Billy Dunn

Personal information
- Full name: William Marshall Dunn
- Date of birth: 9 October 1910
- Place of birth: Lambhill, Scotland
- Date of death: 7 September 1980 (aged 69)
- Place of death: Glasgow, Scotland
- Height: 5 ft 10 in (1.78 m)
- Position(s): Centre forward

Youth career
- Newton Villa
- 0000–1933: Ashfield

Senior career*
- Years: Team / Apps / (Gls)
- 1933–1935: Celtic / 9 / (2)
- → Newton Villa (loan)
- 1935–1937: Brentford / 3 / (1)
- 1937–1938: Southampton / 14 / (3)
- 1938–1940: Raith Rovers / 29 / (14)
- 1939: → Bo'ness (loan)
- 1939–1940: → Dumbarton (guest)
- 1942: → Albion Rovers (guest)
- 1942: → Leeds United (guest)

= Billy Dunn (footballer, born 1910) =

Scottish footballer

William Marshall Dunn (9 October 1910 – 7 September 1980) was a Scottish professional footballer who played at centre forward for Celtic, Brentford and Southampton in the 1930s.

==Football career==
Dunn was born in the Lambhill district of Glasgow, one of a family of 9 footballing brothers. After playing for Newton Villa and Ashfield, he joined Celtic in February 1933. Having been a prolific scorer in junior football, he continued to score for the reserves, with 51 goals in just over two years, but was unable to carry this form into the first team. He made his first-team debut in a 1–1 draw at St Johnstone on 23 September 1933, and played nine first team games for Celtic, with two goals.

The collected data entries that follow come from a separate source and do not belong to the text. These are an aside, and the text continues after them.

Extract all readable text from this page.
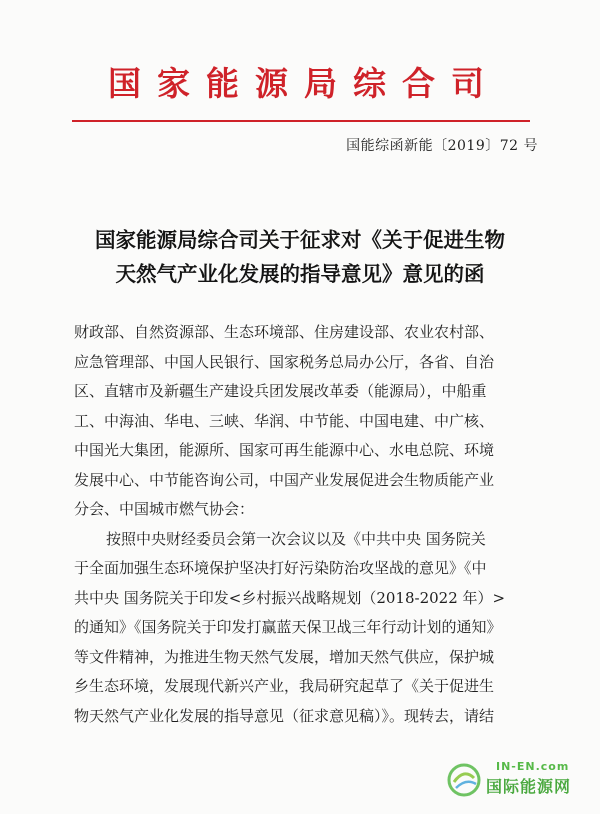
国家能源局综合司
国能综函新能〔2019〕72 号
国家能源局综合司关于征求对《关于促进生物
天然气产业化发展的指导意见》意见的函
财政部、自然资源部、生态环境部、住房建设部、农业农村部、
应急管理部、中国人民银行、国家税务总局办公厅，各省、自治
区、直辖市及新疆生产建设兵团发展改革委（能源局），中船重
工、中海油、华电、三峡、华润、中节能、中国电建、中广核、
中国光大集团，能源所、国家可再生能源中心、水电总院、环境
发展中心、中节能咨询公司，中国产业发展促进会生物质能产业
分会、中国城市燃气协会：
按照中央财经委员会第一次会议以及《中共中央 国务院关
于全面加强生态环境保护坚决打好污染防治攻坚战的意见》《中
共中央 国务院关于印发<乡村振兴战略规划（2018-2022 年）>
的通知》《国务院关于印发打赢蓝天保卫战三年行动计划的通知》
等文件精神，为推进生物天然气发展，增加天然气供应，保护城
乡生态环境，发展现代新兴产业，我局研究起草了《关于促进生
物天然气产业化发展的指导意见（征求意见稿）》。现转去，请结
IN-EN.com
国际能源网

In the summer of 1935, he moved south to join Brentford of the Football League First Division. He was again a prolific scorer in the reserves but only managed one goal in his three first-team matches before he was transferred to Southampton in May 1937.

On his arrival at The Dell, the local newspaper praised "his skill and marksmanship". At the start of the 1937–38 season, he took over the centre-forward position previously held by Jimmy Dunne, who had returned to his native Ireland in the summer. His debut came in the opening match of the season, when he scored in a 4–3 defeat at Norwich City. He retained the number 9 shirt for the first nine matches of the season without scoring again and in October he was replaced by Benny Gaughran. Dunn spent most of the rest of the season in the reserves, making only six more first-team appearances, with three more goals.

At the end of the season, he refused a new contract and was transfer listed for a fee of £750. He eventually moved back to Scotland to join Raith Rovers, where he had a spell on loan to Bo'ness.

During the Second World War, he made a guest appearance at left back for Leeds United in a 7–2 victory over Newcastle United in January 1943.